The following article was published in the November-December 2014 NewsNotes.
Activists, scientists and concerned citizens around the world are calling on their governments to act decisively to prevent disastrous climate change. On November 2, 2014, the UN’s Intergovernmental Panel on Climate Change (IPCC) published its final report, indicating that the global situation is now even more acute as more countries burn larger amounts of fossil fuels. The IPCC scientists warned that failure to reduce emissions will cause climate change so drastic that it will threaten society with food shortages, refugee crises, flooding of major cities and entire island nations, and mass extinction of plants and animals.
On September 21, staff members of the Maryknoll Office for Global Concerns and many Maryknoll missioners and affiliates joined 400,000 people at the historic Peoples’ Climate March in New York. Among the events preceding the march was a gathering of world religious leaders, the Interfaith Summit on Climate Change, which was sponsored by the World Council of Churches and Religions for Peace. The leaders made the following urgent appeal:
“As representatives from different faith and religious traditions, we stand together to express deep concern for the consequences of climate change on the earth and its people, all entrusted, as our faiths reveal, to our common care. Climate change is indeed a threat to life, a precious gift we have received and that we need to care for.

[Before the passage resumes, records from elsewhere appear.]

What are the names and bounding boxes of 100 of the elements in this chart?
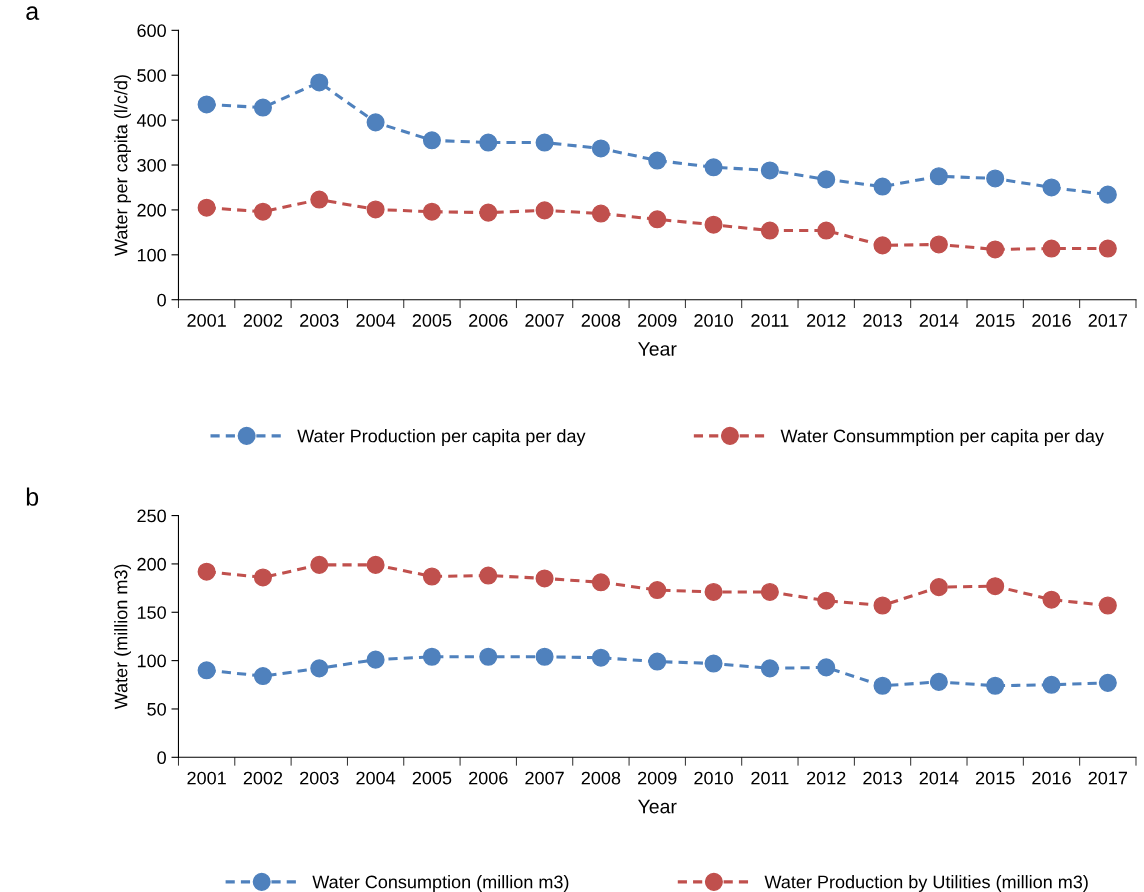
y-tick-label: 200 [137,557,166,571]
y-tick-label: 600 [137,24,166,38]
point [479,647,498,666]
point [422,131,441,150]
point [535,569,554,588]
x-tick-label: 2009 [638,771,677,785]
x-tick-label: 2005 [412,314,452,327]
point [1042,239,1061,258]
x-tick-label: 2012 [807,314,846,327]
point [1098,185,1117,204]
x-tick-label: 2009 [638,314,677,327]
x-tick-label: 2015 [976,771,1015,785]
y-tick-label: 200 [137,203,166,217]
y-tick-label: 100 [137,654,166,668]
point [479,133,498,152]
point [422,202,441,221]
point [366,113,385,132]
x-tick-label: 2011 [751,314,789,327]
y-tick-label: 100 [137,248,166,262]
x-tick-label: 2004 [356,314,396,327]
y-tick-label: 250 [137,509,166,523]
point [929,235,948,254]
point [704,654,723,673]
point [986,169,1005,188]
x-tick-label: 2006 [469,314,508,327]
x-tick-label: 2001 [187,771,226,785]
y-tick-label: 0 [157,751,166,765]
point [929,672,948,691]
x-tick-label: 2010 [694,314,733,327]
x-tick-label: 2013 [863,771,902,785]
y-tick-label: 500 [137,69,166,82]
x-axis-title: Year [638,799,677,814]
x-tick-label: 2012 [807,771,846,785]
point [873,177,892,196]
point [253,98,272,117]
point [929,578,948,597]
point [1098,239,1117,258]
point [1042,178,1061,197]
point [253,202,272,221]
point [197,198,216,217]
point [760,582,779,601]
point [986,577,1005,596]
point [817,221,836,240]
point [648,581,667,600]
x-tick-label: 2007 [525,314,564,327]
point [535,647,554,666]
point [873,236,892,255]
x-tick-label: 2001 [187,314,226,327]
point [817,170,836,189]
x-tick-label: 2002 [243,771,283,785]
point [817,658,836,677]
x-tick-label: 2017 [1088,771,1128,785]
point [366,650,385,669]
x-tick-label: 2002 [243,314,283,327]
y-tick-label: 50 [147,702,166,716]
point [422,647,441,666]
x-tick-label: 2016 [1032,771,1071,785]
point [760,221,779,240]
x-axis-title: Year [638,342,677,356]
point [760,161,779,180]
y-tick-label: 150 [137,606,166,619]
point [648,210,667,229]
point [1042,590,1061,609]
x-tick-label: 2015 [976,314,1015,327]
point [310,659,329,678]
point [366,200,385,219]
point [986,676,1005,695]
y-axis-title: Water (million m3) [114,564,131,710]
legend-label: Water Consumption (million m3) [312,875,569,892]
point [1042,675,1061,694]
point [197,562,216,581]
x-tick-label: 2005 [412,771,452,785]
x-tick-label: 2014 [919,314,959,327]
point [817,591,836,610]
text: a [26,6,40,20]
legend-label: Water Consummption per capita per day [780,429,1104,446]
point [310,73,329,92]
point [366,555,385,574]
point [648,652,667,671]
point [591,648,610,667]
point [310,555,329,574]
point [591,573,610,592]
x-tick-label: 2008 [581,771,621,785]
point [873,596,892,615]
point [591,204,610,223]
point [986,240,1005,259]
point [1098,596,1117,615]
x-tick-label: 2004 [356,771,396,785]
point [197,95,216,114]
x-tick-label: 2010 [694,771,733,785]
point [479,566,498,585]
x-tick-label: 2006 [469,771,508,785]
y-axis-title: Water per capita (l/c/d) [114,75,131,256]
point [760,659,779,678]
x-tick-label: 2016 [1032,314,1071,327]
point [422,567,441,586]
x-tick-label: 2017 [1088,314,1128,327]
point [704,582,723,601]
y-tick-label: 0 [157,293,166,307]
y-tick-label: 300 [137,158,166,172]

“We acknowledge the overwhelming scientific evidence that climate change is human-induced and that, without global and inclusive action towards mitigation and unless fully addressing its fundamental causes, its impacts will continue to grow in intensity and frequency. At the same time, we are ready to dialogue with those who remain skeptical.
“In our communities and thanks to the media, we see the manifestations of climate change everywhere. From our brothers and sisters around the world, we hear about its effects on people and nature. We recognize that these effects disproportionally affect the lives, livelihoods and rights of poorer, marginalized and therefore most vulnerable populations, including indigenous peoples. When those who have done the least to cause climate change are the ones hardest hit, it becomes an issue of injustice. Equitable solutions are urgently needed.

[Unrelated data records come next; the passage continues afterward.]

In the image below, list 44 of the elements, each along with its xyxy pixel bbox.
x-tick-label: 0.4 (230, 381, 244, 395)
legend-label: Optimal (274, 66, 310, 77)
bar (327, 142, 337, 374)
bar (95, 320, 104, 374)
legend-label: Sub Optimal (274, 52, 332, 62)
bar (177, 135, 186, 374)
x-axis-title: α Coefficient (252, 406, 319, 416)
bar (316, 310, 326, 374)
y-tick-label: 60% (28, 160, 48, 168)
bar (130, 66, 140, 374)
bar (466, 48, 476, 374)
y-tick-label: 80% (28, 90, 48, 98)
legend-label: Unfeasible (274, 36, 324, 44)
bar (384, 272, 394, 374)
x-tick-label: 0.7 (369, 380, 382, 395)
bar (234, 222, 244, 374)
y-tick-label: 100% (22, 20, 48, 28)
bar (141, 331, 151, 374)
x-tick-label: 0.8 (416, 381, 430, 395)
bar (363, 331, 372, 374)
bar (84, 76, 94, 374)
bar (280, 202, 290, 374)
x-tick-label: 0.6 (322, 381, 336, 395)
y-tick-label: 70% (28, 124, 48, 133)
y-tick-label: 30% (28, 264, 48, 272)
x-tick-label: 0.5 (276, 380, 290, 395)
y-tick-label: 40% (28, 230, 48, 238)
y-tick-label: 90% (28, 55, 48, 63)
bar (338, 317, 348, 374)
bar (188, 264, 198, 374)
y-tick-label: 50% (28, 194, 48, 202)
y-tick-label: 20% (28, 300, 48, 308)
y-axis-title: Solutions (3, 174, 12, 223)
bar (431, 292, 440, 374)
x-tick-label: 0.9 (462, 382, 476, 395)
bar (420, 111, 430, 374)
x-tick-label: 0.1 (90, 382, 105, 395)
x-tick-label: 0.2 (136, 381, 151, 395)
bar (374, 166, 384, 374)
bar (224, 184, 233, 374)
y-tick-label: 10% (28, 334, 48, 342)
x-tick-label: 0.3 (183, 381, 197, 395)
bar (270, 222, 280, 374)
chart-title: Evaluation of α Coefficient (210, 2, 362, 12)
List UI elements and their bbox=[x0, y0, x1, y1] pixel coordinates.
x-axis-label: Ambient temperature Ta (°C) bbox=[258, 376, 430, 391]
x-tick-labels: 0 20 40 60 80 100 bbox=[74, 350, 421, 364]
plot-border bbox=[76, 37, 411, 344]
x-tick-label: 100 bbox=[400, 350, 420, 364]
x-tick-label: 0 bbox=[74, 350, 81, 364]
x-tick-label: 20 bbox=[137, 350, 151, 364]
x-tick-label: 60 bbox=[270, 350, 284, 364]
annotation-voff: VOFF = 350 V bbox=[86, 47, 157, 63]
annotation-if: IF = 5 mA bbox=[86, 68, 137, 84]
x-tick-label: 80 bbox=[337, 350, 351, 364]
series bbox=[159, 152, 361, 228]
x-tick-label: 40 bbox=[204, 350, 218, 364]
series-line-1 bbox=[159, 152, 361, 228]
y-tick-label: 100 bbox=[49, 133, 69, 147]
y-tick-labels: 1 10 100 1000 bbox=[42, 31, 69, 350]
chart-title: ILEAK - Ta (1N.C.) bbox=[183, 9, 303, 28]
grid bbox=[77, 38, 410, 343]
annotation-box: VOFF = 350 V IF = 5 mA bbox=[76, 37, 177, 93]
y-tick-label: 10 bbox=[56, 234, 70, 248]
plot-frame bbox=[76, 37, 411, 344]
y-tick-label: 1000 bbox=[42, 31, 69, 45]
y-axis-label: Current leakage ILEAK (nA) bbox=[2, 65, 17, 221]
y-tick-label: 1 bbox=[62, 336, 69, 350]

“We recognize that climate change stands today as a major obstacle to the eradication of poverty. Severe weather events exacerbate hunger, cause economic insecurity, force displacement and prevent sustainable development. The climate crisis is about the survival of humanity on planet earth, and action must reflect these facts with urgency.
“Therefore, as faith leaders, we commit ourselves to the promotion of disaster risk reduction, adaptation, low carbon development, climate change education, curbing our own consumption patterns and reducing our use of fossil fuels. Based on our spiritual beliefs and our hope for the future, we commit to stimulating consciences and encouraging our peers and communities to consider such measures with urgency.
“We share the conviction that the threats of climate change cannot be curbed effectively by a single State alone but only by the enhanced co-operation of the community of States, based on principles of mutual trust, fairness and equity, precaution, intergenerational justice and common but differentiated responsibilities and capabilities. We urge the rich to support the poor and the vulnerable significantly and everywhere, especially in Least Developed Countries, Small Island States and Sub-Saharan Africa. Significant support would include generous financial resources, capacity building, technology transfer and other forms of co-operation.
“We encourage Heads of State and Ministers attending the Climate Summit to announce pledges for the Green Climate Fund, including commitments to increase them thereafter, to establish new partnerships for climate resilience and low carbon development, and to assure access to renewable energies for all people.
“As people of faith, we call on all governments to express their commitment to limit global warming well below 2° Celsius. We emphasize that all States share the responsibility to formulate and implement Low Carbon Development Strategies leading to de-carbonization and the complete phase-out of fossil fuels by mid-century.
“Consequently we encourage world political and economic leaders to exercise their leadership during the Climate Summit by announcing joint actions such as important short-term emission cuts, phasing out fossil fuel subsidies, coal caps or coal divestment, forest protection, increased energy efficiency in construction and transportation, and other concrete steps. We further call on all governments to identify medium and long-term adaptation needs and to develop strategies to address them based on country-driven, gender-sensitive and participatory approaches to better manage residual loss and damage due to adverse climate impacts.
“Ultimately we request all States to work constructively towards a far-reaching global climate agreement in Paris in 2015, building on transparency, adequacy and accountability. The new agreement must be:
- ambitious enough to keep temperature from rising well below 2° Celsius;
- fair enough to distribute the burden in an equitable way; and
- legally binding enough to guarantee that effective national climate policies to curb emissions are well funded and fully implemented.
“As religious representatives and citizens in your countries, we hereby commit ourselves to address the climate change threat. We continue to count on your leadership, and we encourage and expect you to make the right decisions. When difficult decisions need to be taken for the sustainability of the earth and its people, we are ready to stand with you. We pray for you and for all humanity in caring for the earth.”